The Issue of Federal Funding for Embryonic Stem Cell Research

Date: May 24, 2005
Location: Washington, DC


THE ISSUE OF FEDERAL FUNDING FOR EMBRYONIC STEM CELL RESEARCH -- (House of Representatives - May 24, 2005)

(Mr. BURGESS asked and was given permission to address the House for 1 minute and to revise and extend his remarks.)

Mr. BURGESS. Mr. Speaker, we are going to take up a bill this morning that would greatly expand Federal funding for embryonic stem cell research, and that is the issue this morning, the issue of Federal funding for this process. The question is, are we going to use taxpayer dollars for destruction of human embryos in order to further a certain line of research?

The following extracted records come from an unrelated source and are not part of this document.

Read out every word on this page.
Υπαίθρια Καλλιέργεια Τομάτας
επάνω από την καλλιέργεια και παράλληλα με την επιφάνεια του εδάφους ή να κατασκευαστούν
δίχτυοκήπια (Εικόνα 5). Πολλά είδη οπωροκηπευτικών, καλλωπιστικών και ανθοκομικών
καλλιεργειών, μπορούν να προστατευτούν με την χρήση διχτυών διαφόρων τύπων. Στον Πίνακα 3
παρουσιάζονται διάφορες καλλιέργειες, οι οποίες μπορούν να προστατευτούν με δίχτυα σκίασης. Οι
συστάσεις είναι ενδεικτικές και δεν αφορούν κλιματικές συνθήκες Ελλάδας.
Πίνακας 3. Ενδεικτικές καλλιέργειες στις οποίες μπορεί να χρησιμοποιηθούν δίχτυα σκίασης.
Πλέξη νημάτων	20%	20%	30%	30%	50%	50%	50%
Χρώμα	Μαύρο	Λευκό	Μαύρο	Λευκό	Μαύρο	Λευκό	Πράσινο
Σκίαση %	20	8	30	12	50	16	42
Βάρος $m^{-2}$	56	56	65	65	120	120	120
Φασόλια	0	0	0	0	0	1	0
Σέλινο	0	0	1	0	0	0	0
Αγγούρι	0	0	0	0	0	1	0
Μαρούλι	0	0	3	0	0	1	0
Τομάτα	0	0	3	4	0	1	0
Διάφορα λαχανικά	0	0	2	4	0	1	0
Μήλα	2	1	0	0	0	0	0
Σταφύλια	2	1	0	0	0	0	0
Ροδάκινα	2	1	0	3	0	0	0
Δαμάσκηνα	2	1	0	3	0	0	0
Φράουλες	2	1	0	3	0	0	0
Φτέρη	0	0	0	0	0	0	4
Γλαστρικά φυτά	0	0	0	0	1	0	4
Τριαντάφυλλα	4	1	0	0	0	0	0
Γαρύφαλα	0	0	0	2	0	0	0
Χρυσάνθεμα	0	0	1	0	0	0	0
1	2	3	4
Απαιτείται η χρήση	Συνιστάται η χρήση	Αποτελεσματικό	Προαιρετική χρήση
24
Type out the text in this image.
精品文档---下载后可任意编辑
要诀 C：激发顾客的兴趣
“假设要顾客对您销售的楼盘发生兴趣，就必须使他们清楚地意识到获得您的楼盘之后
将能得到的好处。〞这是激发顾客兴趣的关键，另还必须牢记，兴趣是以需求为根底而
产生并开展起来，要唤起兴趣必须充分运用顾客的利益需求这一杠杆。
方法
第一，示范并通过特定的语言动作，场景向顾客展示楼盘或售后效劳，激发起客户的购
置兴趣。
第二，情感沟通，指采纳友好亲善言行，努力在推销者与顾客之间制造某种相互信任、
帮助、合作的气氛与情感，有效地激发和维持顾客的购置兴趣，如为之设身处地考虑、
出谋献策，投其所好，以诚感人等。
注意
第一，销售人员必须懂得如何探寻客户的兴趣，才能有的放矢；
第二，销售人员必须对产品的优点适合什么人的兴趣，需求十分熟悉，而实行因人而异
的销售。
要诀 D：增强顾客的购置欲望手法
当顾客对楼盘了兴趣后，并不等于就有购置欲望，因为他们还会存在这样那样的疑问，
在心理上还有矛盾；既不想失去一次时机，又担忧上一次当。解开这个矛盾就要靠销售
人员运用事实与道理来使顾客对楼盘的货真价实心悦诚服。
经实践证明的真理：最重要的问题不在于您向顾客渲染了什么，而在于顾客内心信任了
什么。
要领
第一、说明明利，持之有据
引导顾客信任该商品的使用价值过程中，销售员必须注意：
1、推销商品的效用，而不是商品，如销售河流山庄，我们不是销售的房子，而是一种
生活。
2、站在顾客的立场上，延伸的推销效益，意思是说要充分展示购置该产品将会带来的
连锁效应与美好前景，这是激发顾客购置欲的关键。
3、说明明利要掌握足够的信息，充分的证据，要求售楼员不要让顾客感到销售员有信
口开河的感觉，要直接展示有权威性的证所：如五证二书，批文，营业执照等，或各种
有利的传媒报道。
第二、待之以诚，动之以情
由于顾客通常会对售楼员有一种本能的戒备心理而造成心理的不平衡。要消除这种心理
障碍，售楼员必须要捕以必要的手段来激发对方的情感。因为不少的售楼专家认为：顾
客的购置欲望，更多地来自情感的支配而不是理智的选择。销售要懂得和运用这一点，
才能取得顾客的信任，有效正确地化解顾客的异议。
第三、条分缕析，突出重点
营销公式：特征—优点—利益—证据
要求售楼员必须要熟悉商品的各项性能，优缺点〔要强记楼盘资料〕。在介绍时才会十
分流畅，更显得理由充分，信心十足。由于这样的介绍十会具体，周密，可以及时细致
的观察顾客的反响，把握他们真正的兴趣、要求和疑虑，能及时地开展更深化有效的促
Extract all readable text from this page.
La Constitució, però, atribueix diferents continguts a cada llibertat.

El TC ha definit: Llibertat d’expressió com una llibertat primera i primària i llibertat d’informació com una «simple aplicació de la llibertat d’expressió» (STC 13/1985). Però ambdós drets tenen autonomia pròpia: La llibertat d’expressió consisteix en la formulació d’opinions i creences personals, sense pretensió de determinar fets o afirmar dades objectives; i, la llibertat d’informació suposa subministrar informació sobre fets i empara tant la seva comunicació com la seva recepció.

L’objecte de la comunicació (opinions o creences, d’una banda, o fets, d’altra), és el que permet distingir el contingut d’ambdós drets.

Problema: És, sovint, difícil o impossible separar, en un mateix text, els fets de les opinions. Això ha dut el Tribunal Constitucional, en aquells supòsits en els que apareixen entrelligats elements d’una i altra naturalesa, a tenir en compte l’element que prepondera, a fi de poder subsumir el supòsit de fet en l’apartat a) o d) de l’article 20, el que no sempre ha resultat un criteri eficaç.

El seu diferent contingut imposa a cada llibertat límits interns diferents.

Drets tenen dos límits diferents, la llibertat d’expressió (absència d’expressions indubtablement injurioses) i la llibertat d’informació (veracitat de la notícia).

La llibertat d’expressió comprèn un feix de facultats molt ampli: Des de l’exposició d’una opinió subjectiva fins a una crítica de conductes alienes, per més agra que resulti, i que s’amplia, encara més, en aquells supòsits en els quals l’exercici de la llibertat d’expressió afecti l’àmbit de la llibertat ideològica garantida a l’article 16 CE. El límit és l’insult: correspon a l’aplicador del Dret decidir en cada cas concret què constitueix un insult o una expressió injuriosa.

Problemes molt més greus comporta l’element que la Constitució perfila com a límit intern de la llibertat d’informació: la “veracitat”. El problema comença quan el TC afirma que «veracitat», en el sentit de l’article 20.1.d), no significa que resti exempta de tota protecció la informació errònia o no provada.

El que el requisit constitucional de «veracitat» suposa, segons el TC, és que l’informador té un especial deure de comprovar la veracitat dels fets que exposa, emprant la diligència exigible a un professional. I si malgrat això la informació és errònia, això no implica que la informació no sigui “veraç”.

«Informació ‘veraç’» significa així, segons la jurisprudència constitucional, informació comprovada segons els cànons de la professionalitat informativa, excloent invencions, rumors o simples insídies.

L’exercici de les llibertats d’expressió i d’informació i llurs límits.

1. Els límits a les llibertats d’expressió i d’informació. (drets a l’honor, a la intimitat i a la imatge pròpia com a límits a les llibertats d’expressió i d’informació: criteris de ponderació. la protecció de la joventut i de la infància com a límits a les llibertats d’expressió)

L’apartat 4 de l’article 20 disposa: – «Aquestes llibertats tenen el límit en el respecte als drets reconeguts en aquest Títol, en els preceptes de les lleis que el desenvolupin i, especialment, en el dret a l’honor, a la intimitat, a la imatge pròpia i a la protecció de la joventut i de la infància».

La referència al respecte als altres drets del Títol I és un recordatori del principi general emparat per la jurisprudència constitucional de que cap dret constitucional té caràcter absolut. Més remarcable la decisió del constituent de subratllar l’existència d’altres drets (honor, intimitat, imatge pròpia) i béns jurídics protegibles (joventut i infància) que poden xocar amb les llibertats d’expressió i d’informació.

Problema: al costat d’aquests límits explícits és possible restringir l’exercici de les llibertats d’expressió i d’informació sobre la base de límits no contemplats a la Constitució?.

President Bush in 2001 outlined his policy. There are 78 stem cell lines available at the National Institutes of Health available for study. Today's bill would in fairness expand those lines but would do so at the expense of human embryos that would be human embryos destroyed with taxpayer dollars.

Mr. Speaker, there is no prohibition on any couple who has an embryonic at an IVF clinic, at a reproductive endocrinologist clinic, who wishes to donate that embryo to a private lab for development into a stem cell line. That can happen today. There is no such prohibition.

But, Mr. Speaker, the issue today is whether or not we are going to use taxpayer dollars to fund that process. I believe the President had it right in 2001. It was correct to put parameters and boundaries around this research.